Choosing between Superior Viaduct’s pressings of cornerstone Los Angeles punk discs by The Flesh Eaters and the Gun Club proved far more difficult, though ultimately winning out was this vastly important work led by the incomparable Chris Desjardins and aided by members of X and The Blasters.

If Die Electric Eels documents a series of foundational if hardly ever surpassed convulsions, 1981’s A Minute to Pray a Second to Die is a methodical yet vigorous revelation of punk’s potential before it was overwhelmed by the impulse for speed and slogans; swampy and theatrical (or better put, cinematic) with moments of legit poetry, it serves up an enormously righteous listen. Chris D. got heavier and progressively Stonesier but I don’t think he ever topped this one.

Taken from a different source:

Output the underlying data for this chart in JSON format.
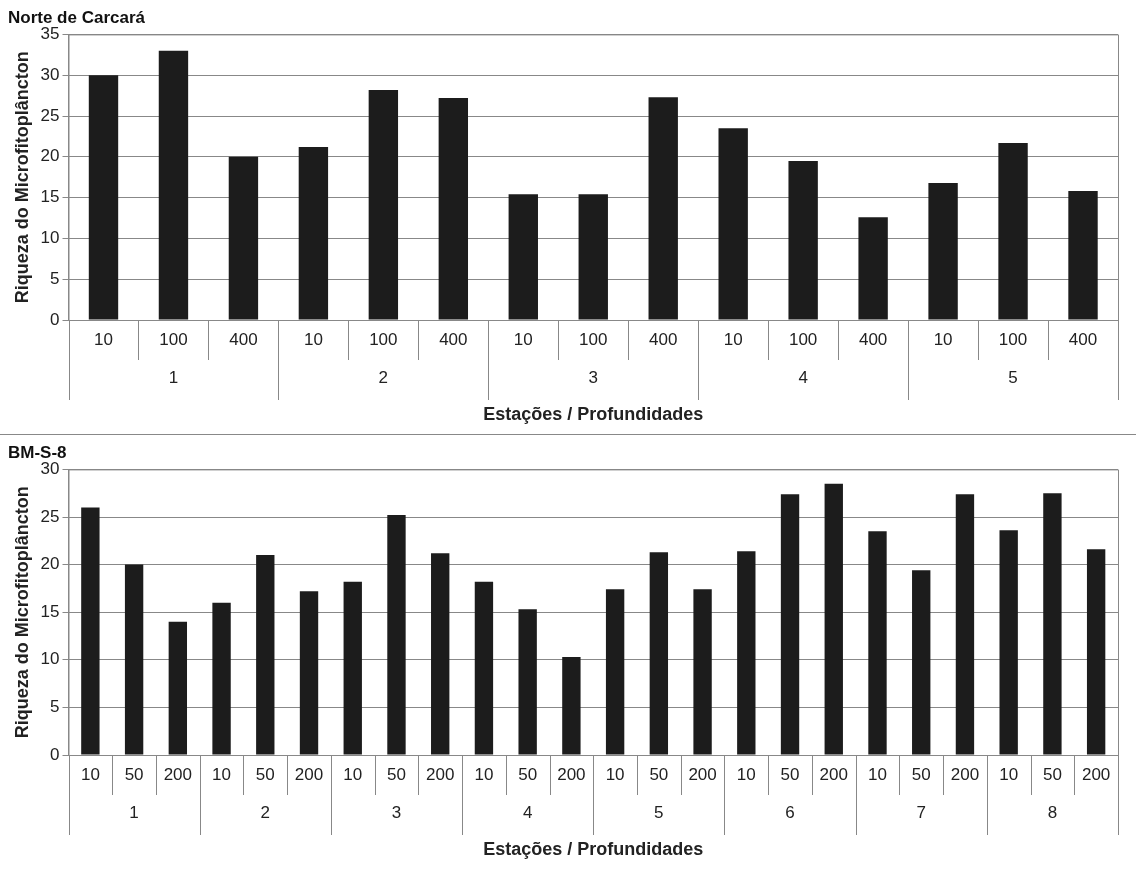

6. Peter Jefferies Electricity and The Clientele Suburban Light

After Nocturnal Projections and prior to his terribly slept-on solo period, Jefferies was in the undersung ‘80s band This Kind of Punishment. As part of New Zealand’s largely-Xpressway label-fostered lo-fi rock movement, Jefferies’ early post-TKOP work, specifically ‘87’s collaboration with Jono Lonie on Flying Nun At Swim Two Birds and ’90’s staggeringly brilliant The Last Great Challenge in a Dull World, put out on tape by Xpressway and LP/CD in the US by Ajax (reissued by De Stijl in 2013), presented a rare artistic vision that persists in reminding me of various roads not taken by post-VU John Cale.

Its follow-up Electricity initially materialized in ’94, and if it isn’t as amazing as Jefferies’ solo debut, it does rank higher than anything Cale’s done after Paris 1919. Including contributions from fellow Kiwis Shayne Carter of Straightjacket Fits and lo-fi ringers Robbie Muir of Plagal Grind and Bruce Russell of The Dead C, Electricity is a rigorous and rewarding effort pressed onto four sides of wax by Superior Viaduct.

Merge’s 2014-spanning ¼-century anniversary celebrating-reissue program unfolded impressively, but the highpoint might be the new edition of Suburban Light, its gorgeousness only increasing since it first appeared in 2000. And like the record above, it’s impossible to reconcile this LP minus the precedent of the 1980s, but moving forward Suburban Light excels at timelessness while Electricity is but one chapter in a run of highly personal expressiveness.

This is not to suggest The Clientele lack character; no, unlike that skeevy dude at the local tavern whose accent’s disappearance is directly proportional to the amount of drinks he consumes, Alasdair MacLean and company are legitimately British. It’s just that scores have subsequently tackled guitar-pop lushness as a career proposition. Thing is, basically nobody’s raised the bar.